Looking at this, we can see that the numbers are slightly skewed- the performance levels are higher than one might expect at each level, and this most likely reflects the impacts of the fixed effects. It's clear that most of the fixed effects are negative, and this would bring down teams to a lower level of performance. It suggests that those teams that are able to dominate, are capable of doing so (or at least were capable of doing so during this era) because of factors other than wage spending.

Conclusion¶

This week we have looked at four different leagues and used salary data to assess the impact of wage spending on team performance. In every case we found it had a significant impact, but that impact varied depending on the league. The league system also mattered, as we saw when contrasting the cases of the EPL with the NBA, MLB and NHL.

We also introduced two issues which should always be considered when running regressions: omitted variable bias and heterogeneity.

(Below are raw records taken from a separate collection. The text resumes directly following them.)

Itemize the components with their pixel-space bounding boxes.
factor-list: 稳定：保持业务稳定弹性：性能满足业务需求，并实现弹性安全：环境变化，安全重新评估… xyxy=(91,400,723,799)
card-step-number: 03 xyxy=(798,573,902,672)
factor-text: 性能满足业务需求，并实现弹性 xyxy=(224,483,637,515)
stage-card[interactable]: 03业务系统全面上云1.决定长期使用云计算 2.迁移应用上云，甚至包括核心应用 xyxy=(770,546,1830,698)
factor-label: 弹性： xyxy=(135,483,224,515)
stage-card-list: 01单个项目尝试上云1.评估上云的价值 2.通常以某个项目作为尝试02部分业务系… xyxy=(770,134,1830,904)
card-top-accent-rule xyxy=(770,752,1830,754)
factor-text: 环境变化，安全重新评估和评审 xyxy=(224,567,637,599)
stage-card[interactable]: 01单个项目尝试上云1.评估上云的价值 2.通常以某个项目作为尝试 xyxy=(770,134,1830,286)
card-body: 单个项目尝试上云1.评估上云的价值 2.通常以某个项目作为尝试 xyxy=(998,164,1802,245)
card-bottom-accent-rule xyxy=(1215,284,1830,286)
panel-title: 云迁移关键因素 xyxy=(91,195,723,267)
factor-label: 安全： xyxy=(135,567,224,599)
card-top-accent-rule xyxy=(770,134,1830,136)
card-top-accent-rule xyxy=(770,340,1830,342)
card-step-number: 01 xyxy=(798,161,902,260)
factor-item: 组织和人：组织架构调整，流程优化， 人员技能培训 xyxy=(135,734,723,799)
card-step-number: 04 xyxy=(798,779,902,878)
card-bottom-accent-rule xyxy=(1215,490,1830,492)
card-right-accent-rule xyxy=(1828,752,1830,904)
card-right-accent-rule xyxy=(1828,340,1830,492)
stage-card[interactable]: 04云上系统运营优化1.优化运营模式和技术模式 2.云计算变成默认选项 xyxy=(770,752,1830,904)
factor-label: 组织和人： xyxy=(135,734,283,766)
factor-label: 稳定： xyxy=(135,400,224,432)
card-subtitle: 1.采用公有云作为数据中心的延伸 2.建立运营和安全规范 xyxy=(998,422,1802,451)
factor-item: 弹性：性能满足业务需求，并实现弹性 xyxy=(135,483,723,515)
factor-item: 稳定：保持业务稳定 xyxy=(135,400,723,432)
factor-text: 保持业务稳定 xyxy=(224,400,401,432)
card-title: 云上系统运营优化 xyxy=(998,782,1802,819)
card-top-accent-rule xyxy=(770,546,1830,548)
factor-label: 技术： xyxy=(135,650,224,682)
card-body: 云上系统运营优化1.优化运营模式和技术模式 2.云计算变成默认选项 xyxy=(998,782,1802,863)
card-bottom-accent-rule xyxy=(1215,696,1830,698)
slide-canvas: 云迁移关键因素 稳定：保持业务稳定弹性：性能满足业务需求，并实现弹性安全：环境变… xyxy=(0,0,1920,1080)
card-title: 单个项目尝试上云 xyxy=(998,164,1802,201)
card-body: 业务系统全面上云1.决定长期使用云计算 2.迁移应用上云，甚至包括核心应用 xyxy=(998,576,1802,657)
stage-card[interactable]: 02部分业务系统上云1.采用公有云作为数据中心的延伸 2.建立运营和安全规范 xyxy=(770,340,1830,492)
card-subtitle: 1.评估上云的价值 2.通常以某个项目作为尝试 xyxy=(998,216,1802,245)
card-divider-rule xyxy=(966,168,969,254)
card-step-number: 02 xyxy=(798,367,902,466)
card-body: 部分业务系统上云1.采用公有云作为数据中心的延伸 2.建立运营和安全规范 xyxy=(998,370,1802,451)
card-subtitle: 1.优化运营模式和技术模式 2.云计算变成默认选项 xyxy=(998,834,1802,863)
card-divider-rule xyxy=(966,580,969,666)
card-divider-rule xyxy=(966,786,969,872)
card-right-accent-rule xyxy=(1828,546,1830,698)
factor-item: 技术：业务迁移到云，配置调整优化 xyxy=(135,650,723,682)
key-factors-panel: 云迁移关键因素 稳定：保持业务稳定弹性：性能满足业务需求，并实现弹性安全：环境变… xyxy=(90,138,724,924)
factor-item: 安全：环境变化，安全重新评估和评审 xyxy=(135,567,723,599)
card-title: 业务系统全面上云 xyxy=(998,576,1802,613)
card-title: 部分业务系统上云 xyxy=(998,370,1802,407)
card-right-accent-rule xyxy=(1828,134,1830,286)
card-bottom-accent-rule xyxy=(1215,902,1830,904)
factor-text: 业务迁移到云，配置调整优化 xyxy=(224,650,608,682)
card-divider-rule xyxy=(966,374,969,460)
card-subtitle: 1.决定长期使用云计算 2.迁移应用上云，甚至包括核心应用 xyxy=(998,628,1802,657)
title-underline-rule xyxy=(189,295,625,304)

Finally, we should mention one issue which arises in the context of this type of exercise. The data we study here is "observational", meaning that we collect the data based on what actually happened, during events over which we had no control. This raises the question, "How would outcomes have been different if some particular variable had had a different value?" The regression coefficients produced some answers for us, but how can we be sure that there was not some other factor which we have omitted, which was what really mattered? We can't be sure.

Scientists in laboratories typically don't have this problem - they use "experimental data" which they create in a controlled environment, so that they can control all observable factors. You can use that kind of data to measure the aerobic capacity of an athlete but, since you can't directly control the game, you can never use it to analyze game outcomes.

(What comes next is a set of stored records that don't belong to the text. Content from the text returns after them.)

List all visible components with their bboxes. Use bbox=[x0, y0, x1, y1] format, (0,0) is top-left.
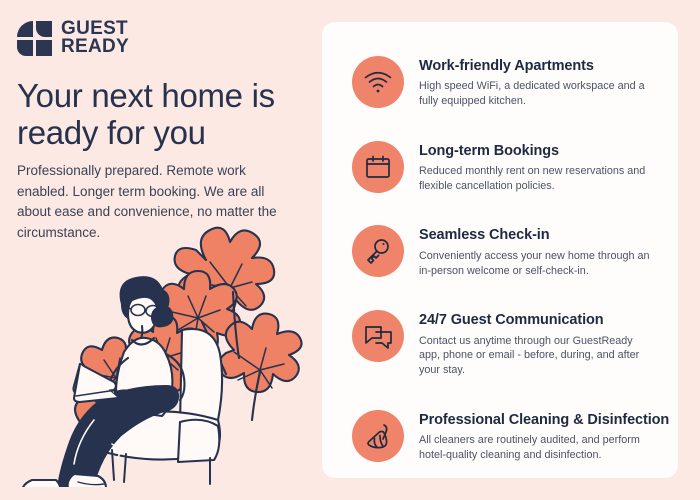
feature-description: High speed WiFi, a dedicated workspace a… bbox=[419, 79, 652, 108]
features-card: Work-friendly Apartments High speed WiFi… bbox=[322, 22, 678, 478]
feature-title: 24/7 Guest Communication bbox=[419, 312, 652, 329]
calendar-icon bbox=[352, 141, 404, 193]
list-item[interactable]: Professional Cleaning & Disinfection All… bbox=[352, 409, 652, 463]
broom-icon bbox=[352, 410, 404, 462]
feature-text: Seamless Check-in Conveniently access yo… bbox=[419, 224, 652, 278]
features-list: Work-friendly Apartments High speed WiFi… bbox=[352, 55, 652, 462]
feature-title: Work-friendly Apartments bbox=[419, 58, 652, 75]
feature-description: All cleaners are routinely audited, and … bbox=[419, 433, 669, 462]
feature-description: Conveniently access your new home throug… bbox=[419, 249, 652, 278]
list-item[interactable]: Work-friendly Apartments High speed WiFi… bbox=[352, 55, 652, 109]
brand-logo[interactable]: GUEST READY bbox=[17, 20, 129, 56]
feature-description: Reduced monthly rent on new reservations… bbox=[419, 164, 652, 193]
feature-text: Professional Cleaning & Disinfection All… bbox=[419, 409, 669, 463]
page-title: Your next home is ready for you bbox=[17, 78, 307, 152]
feature-text: 24/7 Guest Communication Contact us anyt… bbox=[419, 309, 652, 377]
feature-text: Work-friendly Apartments High speed WiFi… bbox=[419, 55, 652, 109]
key-icon bbox=[352, 225, 404, 277]
wifi-icon bbox=[352, 56, 404, 108]
feature-title: Professional Cleaning & Disinfection bbox=[419, 412, 669, 429]
hero-illustration bbox=[20, 222, 320, 487]
list-item[interactable]: Long-term Bookings Reduced monthly rent … bbox=[352, 140, 652, 194]
feature-title: Seamless Check-in bbox=[419, 227, 652, 244]
logo-word-line2: READY bbox=[61, 38, 129, 56]
list-item[interactable]: 24/7 Guest Communication Contact us anyt… bbox=[352, 309, 652, 377]
feature-title: Long-term Bookings bbox=[419, 143, 652, 160]
list-item[interactable]: Seamless Check-in Conveniently access yo… bbox=[352, 224, 652, 278]
feature-description: Contact us anytime through our GuestRead… bbox=[419, 334, 652, 378]
guestready-quadrant-logo-icon bbox=[17, 21, 52, 56]
chat-bubbles-icon bbox=[352, 310, 404, 362]
hero-column: GUEST READY Your next home is ready for … bbox=[0, 0, 320, 500]
feature-text: Long-term Bookings Reduced monthly rent … bbox=[419, 140, 652, 194]
logo-wordmark: GUEST READY bbox=[61, 20, 129, 56]
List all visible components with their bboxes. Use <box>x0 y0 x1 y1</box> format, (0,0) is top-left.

Some experimental scientists would go so far as to say that we can infer nothing from observational data. This is the logic of a phrase you may have encountered: "correlation is not causation". We have observed correlations in the data using regression analysis, but that does not prove that the links were causal (you could go so far as to argue that win percentage causes salaries to increase, and not vice versa).

We think that is too pessimistic a view. Observational data is certainly more challenging to work with, but it is possible for us to gain insight into the underlying relationships through careful study. It is important to be aware of the pitfalls, and it is important to focus on the logical coherence of the analysis rather than just running regressions. Another way to say this is that one should always have in mind a theory that one is trying to test, and be willing to discard that theory if the data renders it untenable. With careful thought and attention to details, it is possible to generate results which can enhance our understanding.